Though not today. A notice near the tower entrance had told us that when the tree leaves on the mountainside rising up across the road were all turned over, revealing their pale gray-green undersides, there would soon be rain, and when we reached the top of the tower the leaves were indeed all doing their mysterious flip-flop, looking as though that one mountain out of all the mountains here had been faded by the sun. Southward, thick black clouds like great pillows were humped around the mountaintops, and a damp mildew smell was in the air. To the north and east, the tangled valleys tumbled away, stopping at a narrow tan border of beach before the flat blue ocean.

But it was the tower that held my attention; reminiscent of so many other towers and turrets and castles and yet uniquely and ridiculously itself, in the wrong place and inexplicable and yet calm about its role in the scheme of things. Insistent and rather friendly and faintly comical, how could it not have reminded me of my monastery?

“This reminds me of the monastery,” I said.

“Then let’s leave,” Eileen said.

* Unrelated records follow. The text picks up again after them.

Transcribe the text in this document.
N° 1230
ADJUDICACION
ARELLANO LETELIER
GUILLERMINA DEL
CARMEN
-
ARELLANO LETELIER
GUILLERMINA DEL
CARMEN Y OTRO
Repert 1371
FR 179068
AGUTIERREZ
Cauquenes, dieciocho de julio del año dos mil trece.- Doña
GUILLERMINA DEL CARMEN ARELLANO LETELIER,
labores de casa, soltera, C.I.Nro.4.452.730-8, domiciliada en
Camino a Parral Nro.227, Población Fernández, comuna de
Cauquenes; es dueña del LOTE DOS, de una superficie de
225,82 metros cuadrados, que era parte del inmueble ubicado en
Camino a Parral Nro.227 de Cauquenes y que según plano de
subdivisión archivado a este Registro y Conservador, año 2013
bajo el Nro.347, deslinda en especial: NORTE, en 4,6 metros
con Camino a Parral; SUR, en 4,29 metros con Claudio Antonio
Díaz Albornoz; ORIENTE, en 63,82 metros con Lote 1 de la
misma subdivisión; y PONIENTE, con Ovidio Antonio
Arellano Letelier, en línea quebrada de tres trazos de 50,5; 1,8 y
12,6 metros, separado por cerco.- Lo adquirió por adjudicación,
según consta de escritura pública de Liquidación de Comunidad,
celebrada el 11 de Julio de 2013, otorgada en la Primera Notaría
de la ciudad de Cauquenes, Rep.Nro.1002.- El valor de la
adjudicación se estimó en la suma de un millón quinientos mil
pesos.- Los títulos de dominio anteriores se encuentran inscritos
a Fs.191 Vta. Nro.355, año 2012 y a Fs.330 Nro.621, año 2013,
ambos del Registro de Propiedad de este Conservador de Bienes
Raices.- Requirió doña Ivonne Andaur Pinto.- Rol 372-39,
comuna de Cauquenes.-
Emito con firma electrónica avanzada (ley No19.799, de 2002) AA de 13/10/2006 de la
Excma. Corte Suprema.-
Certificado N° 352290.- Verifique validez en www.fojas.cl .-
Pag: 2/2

She took my hand and started for the steps.

“No, wait.” I tugged back, keeping her from descending, and the look she gave me was worried and impatient and annoyed. I said, “I want to talk about it.”

Annoyance became dominant. “That’s the past, Charlie. Do I talk about Kenny Bone?”

“But they’re still in trouble, and there isn’t much—”

“All right,” she interrupted. Withdrawing her hand from mine, she leaned her back against a merlon — a crenellated parapet consists of alternating crenels and merlons — and said, “You want to talk about that place, we’ll talk.”

Her face was closing against me; was this the beginning of the famous temper? Nevertheless, I had no choice but to push ahead, and so I did. “They’re in trouble,” I said.

“Uh huh.” The very neutrality of it was hostile.

“If something doesn’t happen by the first of the year,” I said, “there won’t be any hope left at all. The sale will go through, the building will be torn down, and we’ll — they’ll have to move.”